People like David Pearce or Massimo Pigliucci seem to be arguing that we don't accept the crucial distinction between software and hardware.
For us the only difference between a mechanical device, a physical object and software is that the latter is the symbolic (formal language) representation of the former. Software is just the static description of the dynamic state sequence exhibited by an object. One can then use that software (algorithm) and some sort of computational hardware and evoke the same dynamic state sequence so that the machine (computer) mimics the relevant characteristics of the original object.
Massimo Pigliucci and others actually agree about the difference between a physical thing and its mathematical representation but they don't agree that you can represent the most important characteristic as long as you do not reproduce the physical substrate.

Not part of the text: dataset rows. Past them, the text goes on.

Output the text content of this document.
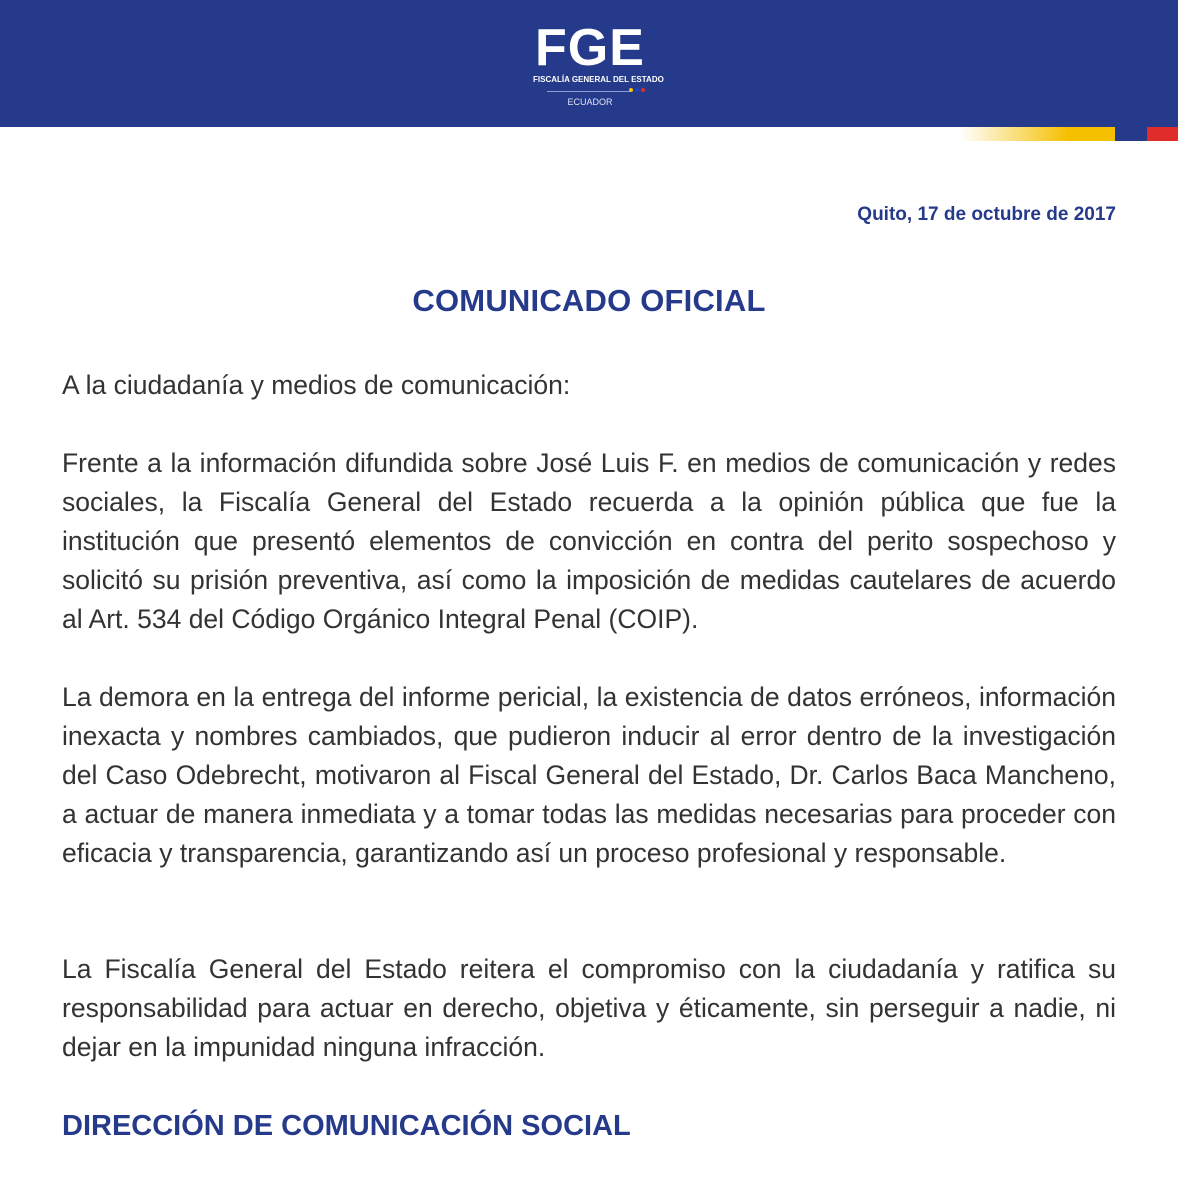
FGE
FISCALÍA GENERAL DEL ESTADO
ECUADOR
Quito, 17 de octubre de 2017
COMUNICADO OFICIAL
A la ciudadanía y medios de comunicación:
Frente a la información difundida sobre José Luis F. en medios de comunicación y redes sociales, la Fiscalía General del Estado recuerda a la opinión pública que fue la institución que presentó elementos de convicción en contra del perito sospechoso y solicitó su prisión preventiva, así como la imposición de medidas cautelares de acuerdo al Art. 534 del Código Orgánico Integral Penal (COIP).
La demora en la entrega del informe pericial, la existencia de datos erróneos, información inexacta y nombres cambiados, que pudieron inducir al error dentro de la investigación del Caso Odebrecht, motivaron al Fiscal General del Estado, Dr. Carlos Baca Mancheno, a actuar de manera inmediata y a tomar todas las medidas necesarias para proceder con eficacia y transparencia, garantizando así un proceso profesional y responsable.
La Fiscalía General del Estado reitera el compromiso con la ciudadanía y ratifica su responsabilidad para actuar en derecho, objetiva y éticamente, sin perseguir a nadie, ni dejar en la impunidad ninguna infracción.
DIRECCIÓN DE COMUNICACIÓN SOCIAL
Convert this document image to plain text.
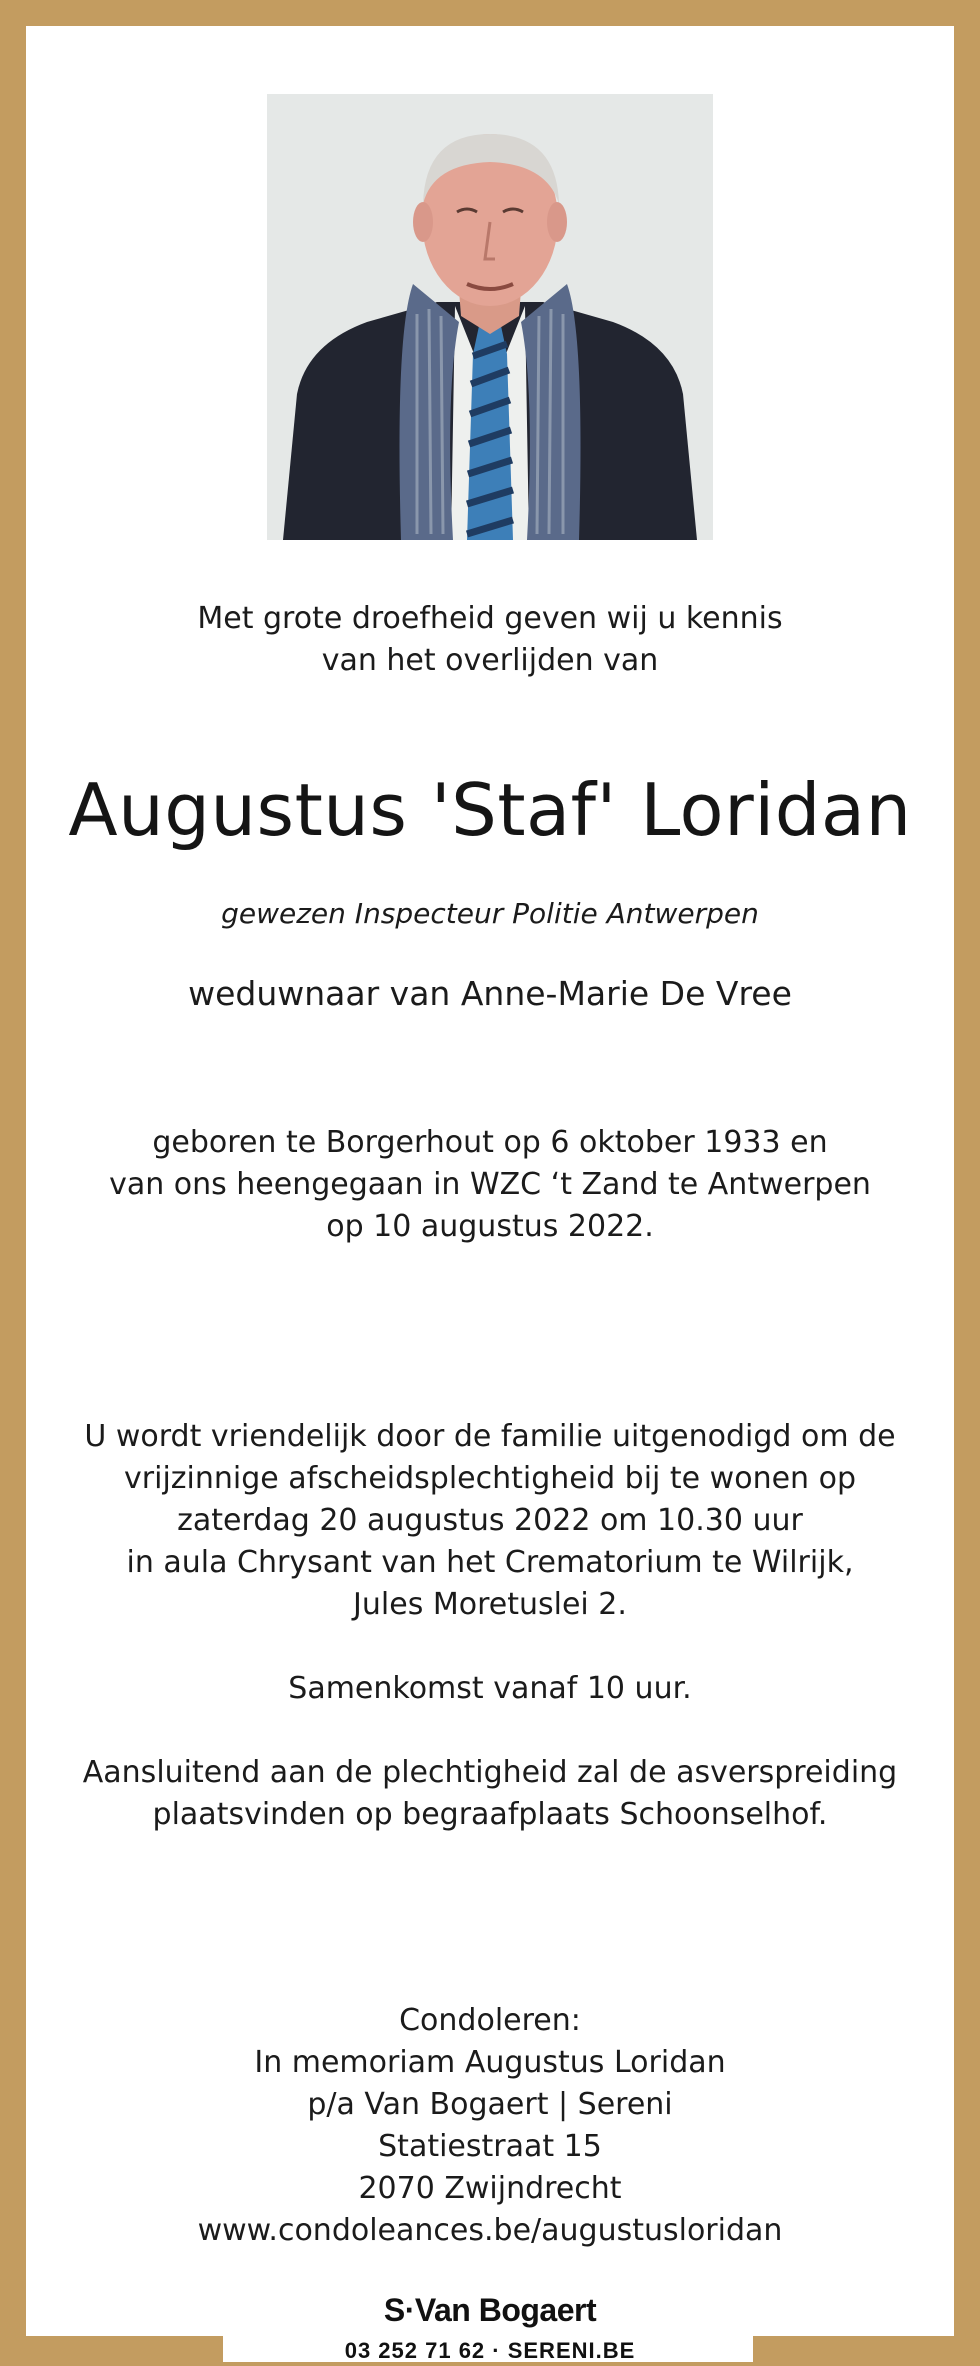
Met grote droefheid geven wij u kennis
van het overlijden van
Augustus 'Staf' Loridan
gewezen Inspecteur Politie Antwerpen
weduwnaar van Anne-Marie De Vree
geboren te Borgerhout op 6 oktober 1933 en
van ons heengegaan in WZC ‘t Zand te Antwerpen
op 10 augustus 2022.
U wordt vriendelijk door de familie uitgenodigd om de
vrijzinnige afscheidsplechtigheid bij te wonen op
zaterdag 20 augustus 2022 om 10.30 uur
in aula Chrysant van het Crematorium te Wilrijk,
Jules Moretuslei 2.
Samenkomst vanaf 10 uur.
Aansluitend aan de plechtigheid zal de asverspreiding
plaatsvinden op begraafplaats Schoonselhof.
Condoleren:
In memoriam Augustus Loridan
p/a Van Bogaert | Sereni
Statiestraat 15
2070 Zwijndrecht
www.condoleances.be/augustusloridan
S·Van Bogaert
03 252 71 62 · SERENI.BE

The position hold by those people who disagree with the Less Wrong consensus on this topic is probably best represented by the painting La trahison des images. It is a painting of a pipe. It represents a pipe but it is not a pipe, it is an image of a pipe.
Why would people concerned with artificial intelligence care about all this? That is up to the importance and nature of consciousness and to what extent general intelligence is dependent upon the the brain as a biological substrate and its properties (e.g. the chemical properties of carbon versus silicon).
(Note that I am just trying to account for the different positions here and not argue in favor of substrate-dependence.)